In 1853 the Edo bakufu (Japanese feudal government headed by a shogun) was forced to open its port as a result of the arrival of Kurofune (The Black Ships of Commodore Matthew Perry) at Uraga offshore, and on June 12, 1854, a negotiation was started at Ryosen-ji Temple in Shimoda City concerning exchange rates between Japanese and Western currencies. The United States of America insisted that equivalent weights of gold coins and equivalent weights of silver coins should be exchanged.
Meanwhile, the bakufu argued as follows:
A twenty-dollar gold coin weighing 8.8 monme (about 33g) can be converted to 627g of silver because 1 monme (3.75g) of gold coin is equal to 71.25g of silver, and so one dollar is valued at 31.35g of silver.
As a one-dollar silver coin, a foreign silver coin, is regarded as bare metal, its pure silver content, 23.2g, is valued at 60g of common silver currency (Tenpo Chogin), because 10 monme (37.5g) of pure silver is purchased at silver mint for 97.5g of Tenpo Chogin. It is equal in value to about one-fourth of 1 ryo, so one dollar is worth 1bu.

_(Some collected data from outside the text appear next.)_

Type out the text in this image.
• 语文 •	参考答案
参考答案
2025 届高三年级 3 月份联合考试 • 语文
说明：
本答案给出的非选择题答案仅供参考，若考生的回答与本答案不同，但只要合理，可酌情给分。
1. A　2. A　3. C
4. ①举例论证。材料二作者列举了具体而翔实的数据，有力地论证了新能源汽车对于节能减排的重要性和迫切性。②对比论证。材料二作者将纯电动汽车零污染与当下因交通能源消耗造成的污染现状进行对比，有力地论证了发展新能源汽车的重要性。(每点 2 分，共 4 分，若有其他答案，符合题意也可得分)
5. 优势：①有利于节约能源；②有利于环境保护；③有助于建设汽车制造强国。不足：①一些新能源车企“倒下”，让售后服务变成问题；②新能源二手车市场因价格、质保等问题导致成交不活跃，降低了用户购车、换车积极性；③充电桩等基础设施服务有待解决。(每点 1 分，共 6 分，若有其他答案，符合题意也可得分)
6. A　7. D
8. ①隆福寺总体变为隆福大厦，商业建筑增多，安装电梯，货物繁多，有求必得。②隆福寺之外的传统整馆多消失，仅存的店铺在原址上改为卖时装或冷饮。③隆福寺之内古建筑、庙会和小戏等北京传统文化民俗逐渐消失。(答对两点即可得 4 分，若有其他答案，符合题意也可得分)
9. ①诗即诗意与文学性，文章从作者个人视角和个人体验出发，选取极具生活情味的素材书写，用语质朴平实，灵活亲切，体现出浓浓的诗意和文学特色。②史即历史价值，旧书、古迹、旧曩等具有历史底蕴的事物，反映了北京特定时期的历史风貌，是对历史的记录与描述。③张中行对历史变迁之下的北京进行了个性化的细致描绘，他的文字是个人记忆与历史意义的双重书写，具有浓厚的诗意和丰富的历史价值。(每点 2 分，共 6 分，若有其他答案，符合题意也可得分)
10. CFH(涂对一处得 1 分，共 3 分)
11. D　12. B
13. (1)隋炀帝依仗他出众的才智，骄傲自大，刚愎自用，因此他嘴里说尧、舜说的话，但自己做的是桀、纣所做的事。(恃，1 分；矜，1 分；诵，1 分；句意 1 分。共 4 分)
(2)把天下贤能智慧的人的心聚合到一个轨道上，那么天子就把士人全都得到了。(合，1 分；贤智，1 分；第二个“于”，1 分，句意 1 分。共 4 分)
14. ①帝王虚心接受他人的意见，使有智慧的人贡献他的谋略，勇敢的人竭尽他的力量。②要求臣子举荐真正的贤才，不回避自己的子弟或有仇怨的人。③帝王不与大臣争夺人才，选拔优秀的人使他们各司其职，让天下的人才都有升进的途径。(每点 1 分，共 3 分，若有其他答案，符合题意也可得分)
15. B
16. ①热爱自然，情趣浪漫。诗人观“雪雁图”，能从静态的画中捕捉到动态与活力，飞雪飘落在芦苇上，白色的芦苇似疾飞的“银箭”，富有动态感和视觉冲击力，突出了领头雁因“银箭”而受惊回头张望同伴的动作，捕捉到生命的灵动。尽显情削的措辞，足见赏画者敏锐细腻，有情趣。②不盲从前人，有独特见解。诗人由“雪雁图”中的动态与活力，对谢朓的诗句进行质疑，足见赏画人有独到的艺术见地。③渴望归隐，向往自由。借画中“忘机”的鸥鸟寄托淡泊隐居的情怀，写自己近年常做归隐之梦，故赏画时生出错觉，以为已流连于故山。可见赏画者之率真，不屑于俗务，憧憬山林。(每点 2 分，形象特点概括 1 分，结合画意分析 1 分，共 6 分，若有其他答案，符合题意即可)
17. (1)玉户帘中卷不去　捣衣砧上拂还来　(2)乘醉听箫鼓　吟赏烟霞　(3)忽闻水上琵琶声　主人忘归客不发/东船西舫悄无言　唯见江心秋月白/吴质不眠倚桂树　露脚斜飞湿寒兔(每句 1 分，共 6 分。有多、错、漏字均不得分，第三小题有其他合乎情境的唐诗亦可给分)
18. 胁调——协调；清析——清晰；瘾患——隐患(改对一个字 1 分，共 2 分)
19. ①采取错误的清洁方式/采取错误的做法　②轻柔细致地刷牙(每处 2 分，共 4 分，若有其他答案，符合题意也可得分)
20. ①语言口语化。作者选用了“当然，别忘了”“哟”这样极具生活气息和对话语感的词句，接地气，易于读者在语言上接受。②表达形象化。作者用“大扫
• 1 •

In addition, an ichibu-gin silver coin is nominal money and equivalent to the coin certificate of koban, which is a standard coin containing the same amount gold as gold coins worth four dollars.
Of those arguments, gold coins were left out of the negotiation because they were too lowly valued, and the negotiation was focused on silver coins. But the negotiation was not concluded at this point.

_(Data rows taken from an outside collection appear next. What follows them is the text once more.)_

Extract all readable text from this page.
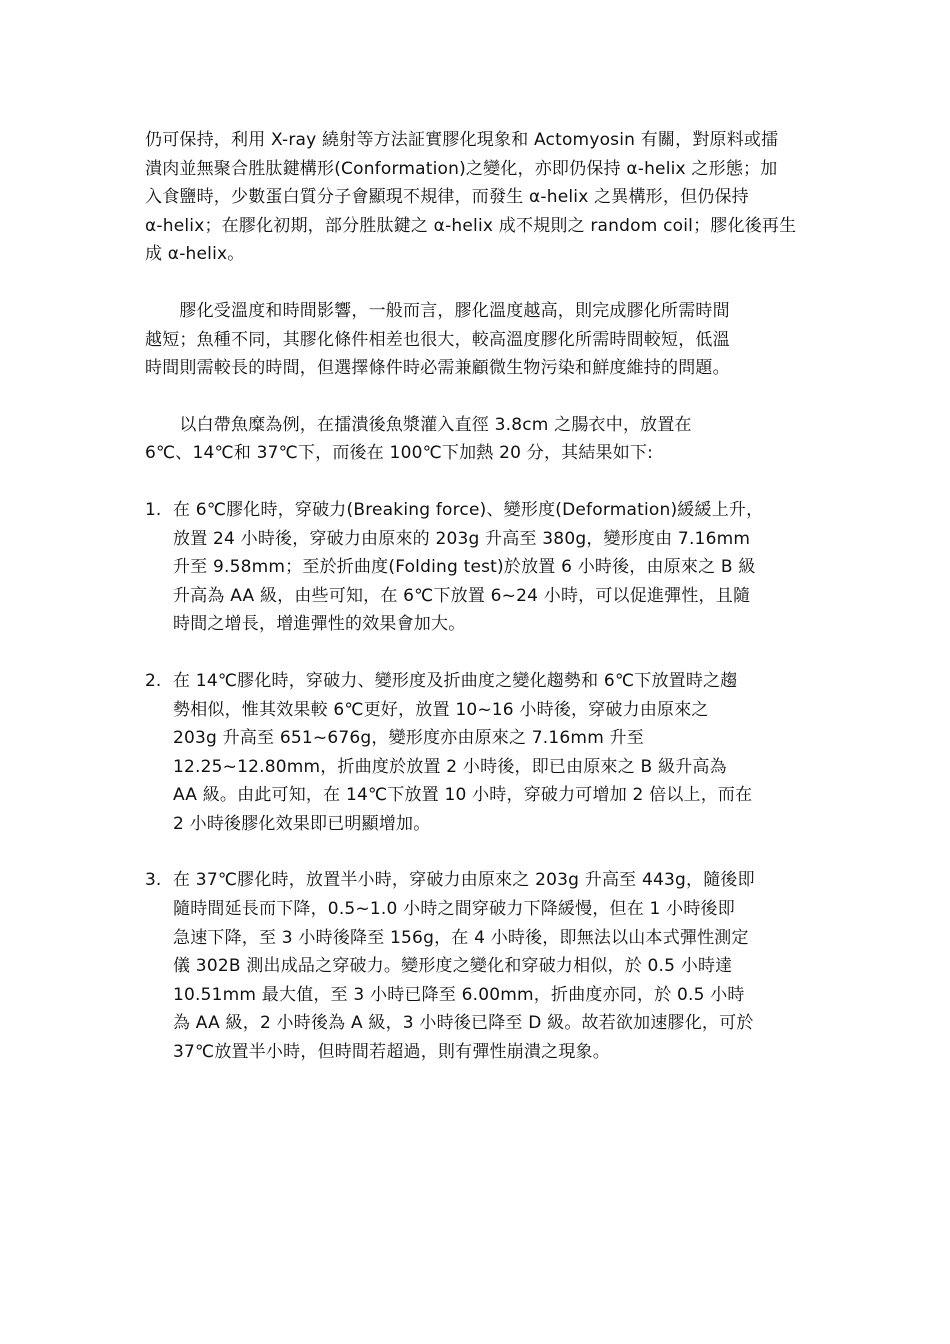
仍可保持，利用 X-ray 繞射等方法証實膠化現象和 Actomyosin 有關，對原料或擂
潰肉並無聚合胜肽鍵構形(Conformation)之變化，亦即仍保持 α-helix 之形態；加
入食鹽時，少數蛋白質分子會顯現不規律，而發生 α-helix 之異構形，但仍保持
α-helix；在膠化初期，部分胜肽鍵之 α-helix 成不規則之 random coil；膠化後再生
成 α-helix。

　　膠化受溫度和時間影響，一般而言，膠化溫度越高，則完成膠化所需時間
越短；魚種不同，其膠化條件相差也很大，較高溫度膠化所需時間較短，低溫
時間則需較長的時間，但選擇條件時必需兼顧微生物污染和鮮度維持的問題。

　　以白帶魚糜為例，在擂潰後魚漿灌入直徑 3.8cm 之腸衣中，放置在
6℃、14℃和 37℃下，而後在 100℃下加熱 20 分，其結果如下:

1. 在 6℃膠化時，穿破力(Breaking force)、變形度(Deformation)緩緩上升，
放置 24 小時後，穿破力由原來的 203g 升高至 380g，變形度由 7.16mm
升至 9.58mm；至於折曲度(Folding test)於放置 6 小時後，由原來之 B 級
升高為 AA 級，由些可知，在 6℃下放置 6~24 小時，可以促進彈性，且隨
時間之增長，增進彈性的效果會加大。

2. 在 14℃膠化時，穿破力、變形度及折曲度之變化趨勢和 6℃下放置時之趨
勢相似，惟其效果較 6℃更好，放置 10~16 小時後，穿破力由原來之
203g 升高至 651~676g，變形度亦由原來之 7.16mm 升至
12.25~12.80mm，折曲度於放置 2 小時後，即已由原來之 B 級升高為
AA 級。由此可知，在 14℃下放置 10 小時，穿破力可增加 2 倍以上，而在
2 小時後膠化效果即已明顯增加。

3. 在 37℃膠化時，放置半小時，穿破力由原來之 203g 升高至 443g，隨後即
隨時間延長而下降，0.5~1.0 小時之間穿破力下降緩慢，但在 1 小時後即
急速下降，至 3 小時後降至 156g，在 4 小時後，即無法以山本式彈性測定
儀 302B 測出成品之穿破力。變形度之變化和穿破力相似，於 0.5 小時達
10.51mm 最大值，至 3 小時已降至 6.00mm，折曲度亦同，於 0.5 小時
為 AA 級，2 小時後為 A 級，3 小時後已降至 D 級。故若欲加速膠化，可於
37℃放置半小時，但時間若超過，則有彈性崩潰之現象。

On October 7, 1856, a conference was held with Townsend HARRIS, American consul general, at Shimoda Goyo-sho (a government office), and he argued as follows. As Tenpo ichibu-gin silver in circulation weighs 2.3 monme (8.62g) and a one-dollar silver coin weighs 26.73g, one hundred dollars are equal in value to 310 ichibu-gin silver coins. Thus three ichibu-gin silver coins, weighing about one third of a one-dollar silver coin, should be converted to one dollar, he argued.
In the end, HARRIS won the dispute by insisting that nominal silver coins to which a higher value than their real value was attached would not be internationally accepted, and forced the bakufu to accept an exchange rate of 3 bu to the dollar where the same quantity of the same material was being exchanged. HARRIS, familiar with the trade with China, considered 1 ryo in Japan to be 1 ryo (tael; 37.3g) of silver just as 1 ryo in China, and drew his conclusion also from the fact that a one-dollar silver coin weighed about three fourths of a tael and an ichibu-gin silver coin happened to weigh about one fourth of a tael.
Thus the bakufu emitted Ansei koban, which had been made lighter to four fifths of Tenpo koban, and Ansei Nishu gin silver coins, which weighed almost half as much as a one-dollar silver coin, on June 30, 1859, in an attempt to shift to an exchange rate of 1 bu to the dollar and to modify the exchange ratio between gold and silver to 17:21, a ratio a little more favorable to gold than the international standard. Meanwhile, as Nishu gin silver coins contained about four thirds of silver in spite that its face value was half of ichibu-gin silver, the bakufu decided to limit the use of those coins to international trade because it could not emit a large quantity of good money, accustomed to emitting bad money for the purpose of acquiring marginal gain. It is said that the bakufu had to emit Ansei Chogin with its quality of silver lowered, in order to secure the sufficient amount of silver required to mint the Nishu gin silver coins. However, Ansei Chogin was emitted on January 19, 1860, after mintage of Ansei Nishu silver coins was terminated.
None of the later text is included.